Suh: I was on a road trip with my family for my parents’ anniversary. I was looking out the car window and wondering what I could do at the Women’s March other than show up. I was thinking of what I could do on my person, visually: hold up a sign, wear something… nothing clicked until I realized that as an LA girl, I’d be super cold in DC and I thought idly that maybe I could knit myself a hat… and that’s when it clicked. If I as a beginner knitter could make this hat, anyone could, and people could send them in to DC and thus participate in the march even if they weren’t physically there. I immediately texted Kat to ask her to help—she is such a knitting super star and used to be a professional pattern maker, and above all, she is an amazing person who felt the devastation from the election results as much as I did.

Paste: What are some of the most powerful stories that marchers have shared with you?
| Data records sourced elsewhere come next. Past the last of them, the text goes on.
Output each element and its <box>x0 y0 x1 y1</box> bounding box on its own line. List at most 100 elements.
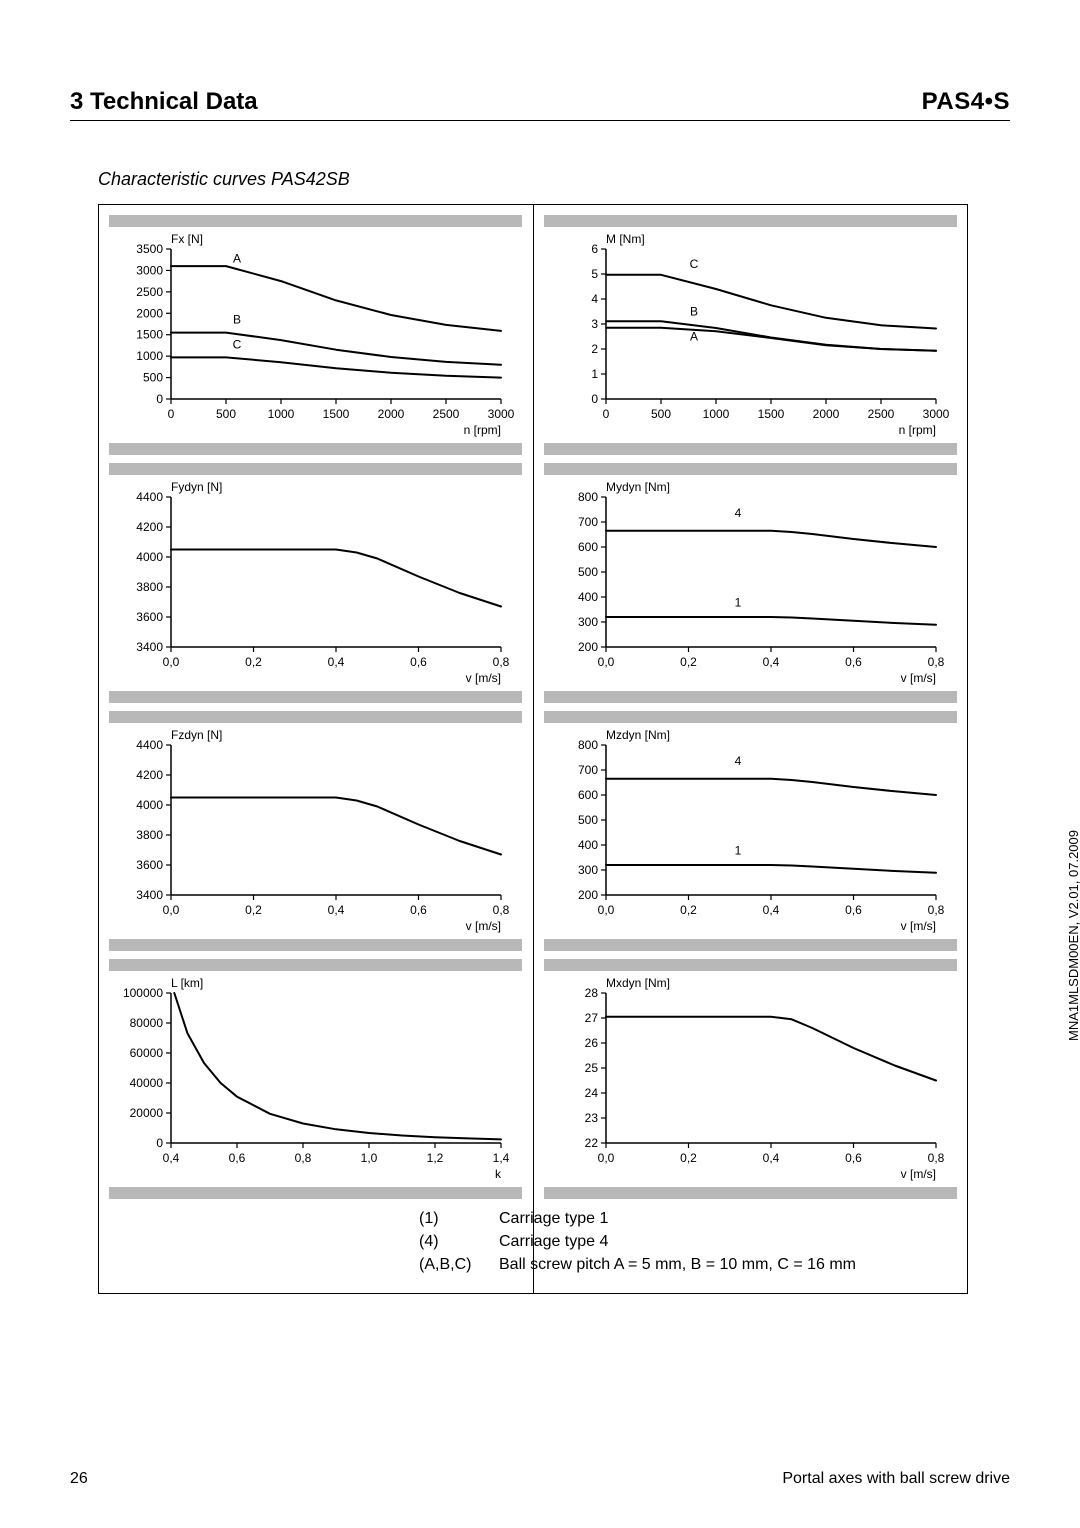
svg-text:v [m/s]: v [m/s] <box>901 1167 936 1181</box>
svg-text:0,4: 0,4 <box>763 903 780 917</box>
svg-text:0,0: 0,0 <box>163 903 180 917</box>
svg-text:L [km]: L [km] <box>171 976 203 990</box>
svg-text:0,8: 0,8 <box>493 903 510 917</box>
chart-band-bottom <box>544 939 957 951</box>
chart-band-top <box>109 463 522 475</box>
svg-text:4400: 4400 <box>136 490 163 504</box>
svg-text:0: 0 <box>156 392 163 406</box>
svg-text:25: 25 <box>585 1061 599 1075</box>
legend-text: Carriage type 1 <box>499 1207 608 1230</box>
chart-cell-mzdyn: Mzdyn [Nm]2003004005006007008000,00,20,4… <box>544 711 957 951</box>
chart-cell-fzdyn: Fzdyn [N]3400360038004000420044000,00,20… <box>109 711 522 951</box>
svg-text:0,4: 0,4 <box>763 655 780 669</box>
svg-text:24: 24 <box>585 1086 599 1100</box>
svg-text:1500: 1500 <box>136 328 163 342</box>
svg-text:B: B <box>233 313 241 327</box>
chart-band-bottom <box>544 443 957 455</box>
svg-text:3000: 3000 <box>136 263 163 277</box>
legend-key: (1) <box>419 1207 499 1230</box>
svg-text:4: 4 <box>735 506 742 520</box>
chart-mxdyn: Mxdyn [Nm]222324252627280,00,20,40,60,8v… <box>544 975 957 1181</box>
svg-text:C: C <box>233 337 242 351</box>
svg-text:3400: 3400 <box>136 888 163 902</box>
svg-text:3600: 3600 <box>136 858 163 872</box>
legend-key: (A,B,C) <box>419 1253 499 1276</box>
svg-text:2500: 2500 <box>433 407 460 421</box>
chart-fx: Fx [N]0500100015002000250030003500050010… <box>109 231 522 437</box>
svg-text:1: 1 <box>735 844 742 858</box>
svg-text:3000: 3000 <box>923 407 950 421</box>
svg-text:0,4: 0,4 <box>328 903 345 917</box>
svg-text:26: 26 <box>585 1036 599 1050</box>
svg-text:3000: 3000 <box>488 407 515 421</box>
svg-text:500: 500 <box>578 565 598 579</box>
svg-text:0,0: 0,0 <box>598 655 615 669</box>
svg-text:3400: 3400 <box>136 640 163 654</box>
svg-text:1: 1 <box>591 367 598 381</box>
svg-text:20000: 20000 <box>130 1106 164 1120</box>
chart-band-top <box>109 959 522 971</box>
svg-text:3: 3 <box>591 317 598 331</box>
svg-text:1,2: 1,2 <box>427 1151 444 1165</box>
svg-text:0,6: 0,6 <box>410 655 427 669</box>
svg-text:600: 600 <box>578 788 598 802</box>
svg-text:200: 200 <box>578 888 598 902</box>
svg-text:1500: 1500 <box>323 407 350 421</box>
legend-text: Carriage type 4 <box>499 1230 608 1253</box>
svg-text:0,4: 0,4 <box>163 1151 180 1165</box>
legend-text: Ball screw pitch A = 5 mm, B = 10 mm, C … <box>499 1253 856 1276</box>
svg-text:6: 6 <box>591 242 598 256</box>
svg-text:300: 300 <box>578 615 598 629</box>
chart-band-top <box>109 215 522 227</box>
doc-meta-side: MNA1MLSDM00EN, V2.01, 07.2009 <box>1066 830 1080 1041</box>
svg-text:200: 200 <box>578 640 598 654</box>
svg-text:400: 400 <box>578 838 598 852</box>
chart-band-bottom <box>544 691 957 703</box>
svg-text:3600: 3600 <box>136 610 163 624</box>
svg-text:0,8: 0,8 <box>493 655 510 669</box>
svg-text:100000: 100000 <box>123 986 163 1000</box>
svg-text:1000: 1000 <box>136 349 163 363</box>
svg-text:0,2: 0,2 <box>245 655 262 669</box>
svg-text:1000: 1000 <box>268 407 295 421</box>
svg-text:0,0: 0,0 <box>163 655 180 669</box>
svg-text:0: 0 <box>156 1136 163 1150</box>
page-number: 26 <box>70 1470 88 1488</box>
svg-text:4000: 4000 <box>136 798 163 812</box>
svg-text:4000: 4000 <box>136 550 163 564</box>
svg-text:0,6: 0,6 <box>845 655 862 669</box>
svg-text:2500: 2500 <box>136 285 163 299</box>
svg-text:4: 4 <box>591 292 598 306</box>
chart-band-top <box>544 959 957 971</box>
svg-text:Mzdyn [Nm]: Mzdyn [Nm] <box>606 728 670 742</box>
svg-text:k: k <box>495 1167 502 1181</box>
svg-text:0,0: 0,0 <box>598 1151 615 1165</box>
svg-text:A: A <box>690 329 698 343</box>
chart-m: M [Nm]0123456050010001500200025003000n [… <box>544 231 957 437</box>
svg-text:28: 28 <box>585 986 599 1000</box>
chart-mzdyn: Mzdyn [Nm]2003004005006007008000,00,20,4… <box>544 727 957 933</box>
legend: (1)Carriage type 1(4)Carriage type 4(A,B… <box>419 1207 957 1277</box>
svg-text:0: 0 <box>168 407 175 421</box>
chart-cell-mydyn: Mydyn [Nm]2003004005006007008000,00,20,4… <box>544 463 957 703</box>
svg-text:0,2: 0,2 <box>680 655 697 669</box>
svg-text:1: 1 <box>735 596 742 610</box>
chart-lkm: L [km]0200004000060000800001000000,40,60… <box>109 975 522 1181</box>
svg-text:0,2: 0,2 <box>245 903 262 917</box>
svg-text:800: 800 <box>578 490 598 504</box>
svg-text:v [m/s]: v [m/s] <box>466 919 501 933</box>
svg-text:3800: 3800 <box>136 580 163 594</box>
chart-band-top <box>544 215 957 227</box>
svg-text:0,4: 0,4 <box>328 655 345 669</box>
svg-text:5: 5 <box>591 267 598 281</box>
svg-text:0,6: 0,6 <box>229 1151 246 1165</box>
chart-band-top <box>109 711 522 723</box>
svg-text:40000: 40000 <box>130 1076 164 1090</box>
svg-text:600: 600 <box>578 540 598 554</box>
chart-mydyn: Mydyn [Nm]2003004005006007008000,00,20,4… <box>544 479 957 685</box>
page-header: 3 Technical Data PAS4•S <box>70 88 1010 121</box>
chart-cell-m: M [Nm]0123456050010001500200025003000n [… <box>544 215 957 455</box>
svg-text:4200: 4200 <box>136 768 163 782</box>
panel-divider <box>533 205 534 1293</box>
legend-row: (1)Carriage type 1 <box>419 1207 957 1230</box>
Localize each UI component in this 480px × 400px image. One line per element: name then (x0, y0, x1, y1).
Suh: Men have told me that they are so grateful for the pussyhat because it gives them a way to express publicly to women that they are safe and they will not harm them. A 99-year-old woman named Rose knit her own pussyhat. Young children as young as 6 or 7 are learning to knit with a pussyhat being their first project! One woman sent in a hat expressing that because of PTSD from being a rape victim, now rape survivor, she cannot be in crowds and cannot march, but she can and did send it 10 hats for marchers in DC as well as making another 10 for her local march in her hometown. People write in notes with the hats about women’s issues that mean the most to them—I particularly relate to people’s hopes to end violence against women and domestic abuse. One woman simply wrote “Planned Parenthood—because it saved my life.”

Paste: What women’s issues spark you to put on your hat?

Suh: I want to make the world a safer place for women—physically in the streets I want women to feel safe walking around and socially I want women to feel safe expressing themselves and their ideas. I am super passionate about this, and the pussyhat grew out of that need to make a change, or at the very least try!